Camera traps capture a smooth-coated otter for the first time
12-06-2025

Camera traps capture a smooth-coated otter for the first time

During a tiger survey in a forest sanctuary in northern India, researchers accidentally photographed a different predator. Their cameras captured the first confirmed images of smooth-coated otters living in Nandhaur Wildlife Sanctuary.

The discovery confirms that this vulnerable otter species is hiding in a busy landscape that people mostly associate with tigers. It also hints at a much richer river ecosystem flowing through the hills of Uttarakhand.

India’s smooth-coated otters

A remote-camera study documented smooth-coated otters in Nandhaur Wildlife Sanctuary. The same team was in the forest to estimate tiger numbers, not to search for otters at all.

The work was led by Nishant Bhardwaj, a project associate at the Wildlife Institute of India in Dehradun. His research focuses on ecology, wildlife conservation, and field surveys of otters and other mammals across India.

Three otter species live in India, yet their presence in many rivers is still poorly documented. Little is known about otter distribution in Uttarakhand, where surveys have only scratched the surface of what may be moving through its waterways.

Smooth-coated otters are special

Smooth-coated otters are a medium sized, semi-aquatic mammal, meaning they split their lives between water and land. Adults can weigh up to about 24 pounds and stretch well over 3 feet from nose to tail.

Smooth-coated otters live in large family groups that hunt fish, shrimps, frogs, crabs, insects, and birds. Family members cooperate while hunting and communicate with a mix of whistles, chirps, and other sharp calls.

In river systems they act as an apex predator, a top hunter that sits at the end of the food chain. Scientists also find that their feeding habits strongly influence which fish and invertebrates flourish in a river.

The smooth-coated otter is listed as Vulnerable on the global Red List assessment after decades of decline across South and Southeast Asia. Scientists still lack precise population counts, but most surveys suggest that only scattered strongholds remain.

Camera traps built for tigers

To count tigers, the team set up camera traps. They placed these cameras along forest paths and river edges where large mammals often move.

They focused five cameras on likely spots, choosing locations with tracks, scat, or other signs along the water. The survey lasted just 10 days, yet that was enough time for several otter families to walk in front of the lenses.

A few days into the recordings, the cameras captured a sequence of four smooth-coated otters milling around the edge of a small pool.

The animals appeared relaxed and alert, pausing, looking toward the camera, and then moving along the bank.

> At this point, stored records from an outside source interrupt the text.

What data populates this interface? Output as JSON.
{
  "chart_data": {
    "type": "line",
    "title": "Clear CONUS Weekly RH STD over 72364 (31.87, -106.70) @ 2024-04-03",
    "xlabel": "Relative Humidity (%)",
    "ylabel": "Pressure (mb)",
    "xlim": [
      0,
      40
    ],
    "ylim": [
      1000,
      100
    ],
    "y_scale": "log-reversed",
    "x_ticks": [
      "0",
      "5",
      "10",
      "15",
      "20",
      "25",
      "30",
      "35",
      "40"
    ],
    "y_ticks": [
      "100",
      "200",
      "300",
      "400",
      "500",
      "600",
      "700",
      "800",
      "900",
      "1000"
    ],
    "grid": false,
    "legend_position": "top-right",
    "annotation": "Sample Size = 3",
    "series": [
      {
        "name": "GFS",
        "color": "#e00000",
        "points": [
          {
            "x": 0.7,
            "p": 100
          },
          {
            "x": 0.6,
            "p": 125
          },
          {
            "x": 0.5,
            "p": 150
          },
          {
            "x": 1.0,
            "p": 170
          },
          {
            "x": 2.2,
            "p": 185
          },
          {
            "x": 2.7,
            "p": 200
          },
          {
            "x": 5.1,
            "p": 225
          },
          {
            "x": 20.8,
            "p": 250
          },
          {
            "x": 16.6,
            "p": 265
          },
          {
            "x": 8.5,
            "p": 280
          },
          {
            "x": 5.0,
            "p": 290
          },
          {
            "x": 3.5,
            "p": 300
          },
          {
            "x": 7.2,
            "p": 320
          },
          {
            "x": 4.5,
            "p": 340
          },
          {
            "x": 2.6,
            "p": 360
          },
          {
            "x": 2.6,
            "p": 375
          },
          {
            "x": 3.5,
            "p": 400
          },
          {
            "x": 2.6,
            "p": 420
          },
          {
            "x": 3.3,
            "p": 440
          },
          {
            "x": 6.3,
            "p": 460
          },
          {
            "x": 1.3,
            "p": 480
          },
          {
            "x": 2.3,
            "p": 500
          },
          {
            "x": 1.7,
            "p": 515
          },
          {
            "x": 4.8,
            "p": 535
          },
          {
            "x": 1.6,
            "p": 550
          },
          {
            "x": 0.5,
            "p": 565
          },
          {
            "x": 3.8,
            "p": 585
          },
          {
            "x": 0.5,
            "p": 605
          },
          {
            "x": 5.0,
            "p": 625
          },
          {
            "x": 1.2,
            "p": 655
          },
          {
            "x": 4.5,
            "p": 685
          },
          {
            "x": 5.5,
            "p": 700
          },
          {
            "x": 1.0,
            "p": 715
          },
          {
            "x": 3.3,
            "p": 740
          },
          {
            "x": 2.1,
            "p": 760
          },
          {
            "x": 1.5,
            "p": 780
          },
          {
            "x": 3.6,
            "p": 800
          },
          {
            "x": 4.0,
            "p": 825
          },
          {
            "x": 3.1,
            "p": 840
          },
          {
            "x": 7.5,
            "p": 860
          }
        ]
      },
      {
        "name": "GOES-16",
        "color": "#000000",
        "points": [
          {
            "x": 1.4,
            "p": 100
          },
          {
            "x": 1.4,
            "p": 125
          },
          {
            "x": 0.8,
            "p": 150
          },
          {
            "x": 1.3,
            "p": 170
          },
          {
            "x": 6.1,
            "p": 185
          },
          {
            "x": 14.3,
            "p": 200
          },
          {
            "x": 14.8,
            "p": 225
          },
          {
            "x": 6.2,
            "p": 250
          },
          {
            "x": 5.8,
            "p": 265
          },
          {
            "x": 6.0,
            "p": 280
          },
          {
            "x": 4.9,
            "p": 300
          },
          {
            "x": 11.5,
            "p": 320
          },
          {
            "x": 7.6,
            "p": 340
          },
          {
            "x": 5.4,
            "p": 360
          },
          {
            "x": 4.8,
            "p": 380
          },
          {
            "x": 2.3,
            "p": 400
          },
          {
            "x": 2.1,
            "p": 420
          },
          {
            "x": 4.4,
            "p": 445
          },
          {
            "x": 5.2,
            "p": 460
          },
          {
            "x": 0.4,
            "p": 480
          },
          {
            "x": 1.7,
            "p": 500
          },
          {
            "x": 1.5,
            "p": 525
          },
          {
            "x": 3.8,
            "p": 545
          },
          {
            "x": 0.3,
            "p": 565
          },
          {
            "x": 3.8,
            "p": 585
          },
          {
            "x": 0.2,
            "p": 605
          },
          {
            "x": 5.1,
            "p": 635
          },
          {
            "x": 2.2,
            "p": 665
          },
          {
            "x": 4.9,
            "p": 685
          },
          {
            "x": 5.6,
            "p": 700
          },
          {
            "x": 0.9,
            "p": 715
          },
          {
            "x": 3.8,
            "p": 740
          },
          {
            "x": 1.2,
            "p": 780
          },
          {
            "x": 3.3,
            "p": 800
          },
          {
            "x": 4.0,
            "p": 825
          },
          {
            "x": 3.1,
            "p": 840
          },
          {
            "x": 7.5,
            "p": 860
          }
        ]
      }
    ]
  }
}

Five days later, another camera photographed two otters threading between large river boulders. Together, those brief clips show otters using both calm pools and rougher, rockier parts of the sanctuary’s rivers.

Why this one sighting matters

Finding even a few otters on camera means that part of the river system inside Nandhaur is healthy enough to support them.

These predators need clean water, plenty of fish, and safe banks for resting and raising pups, conditions that only persist when human pressures remain limited.

Conservation biologists often treat them as an indicator species, a species whose presence signals a healthy ecosystem. If otters disappear from a river, it usually means that water quality, habitat, or prey fish have already declined.

India lists the smooth-coated otter under Schedule I, the highest legal protection category in the Wildlife Protection Act.

Hurting or capturing one without permission is a serious offense, which shows how important authorities consider this species.

Lessons from smooth-coated otters

For Nandhaur, a few short camera clips are just a starting point. Scientists now need to learn how many otters live along the sanctuary’s rivers and how they move through the wider landscape.

It is imperative to conduct systematic surveys for otters in the Nandhaur landscape. The team of researchers argue that such data are essential for mapping populations and planning for their long term survival.

Future work could combine wider camera networks with track surveys along riverbanks and interviews with local fishers who see the animals most often.

Because otters are shy and mostly active at night, these methods often reveal far more than direct observation ever can.

The survey shows that field research often brings surprises, even when the focus is narrow. The presence of smooth coated otters in Nandhaur raises the possibility that many other species are using these waterways without being recorded.

The study is published in the Journal of Threatened Taxa.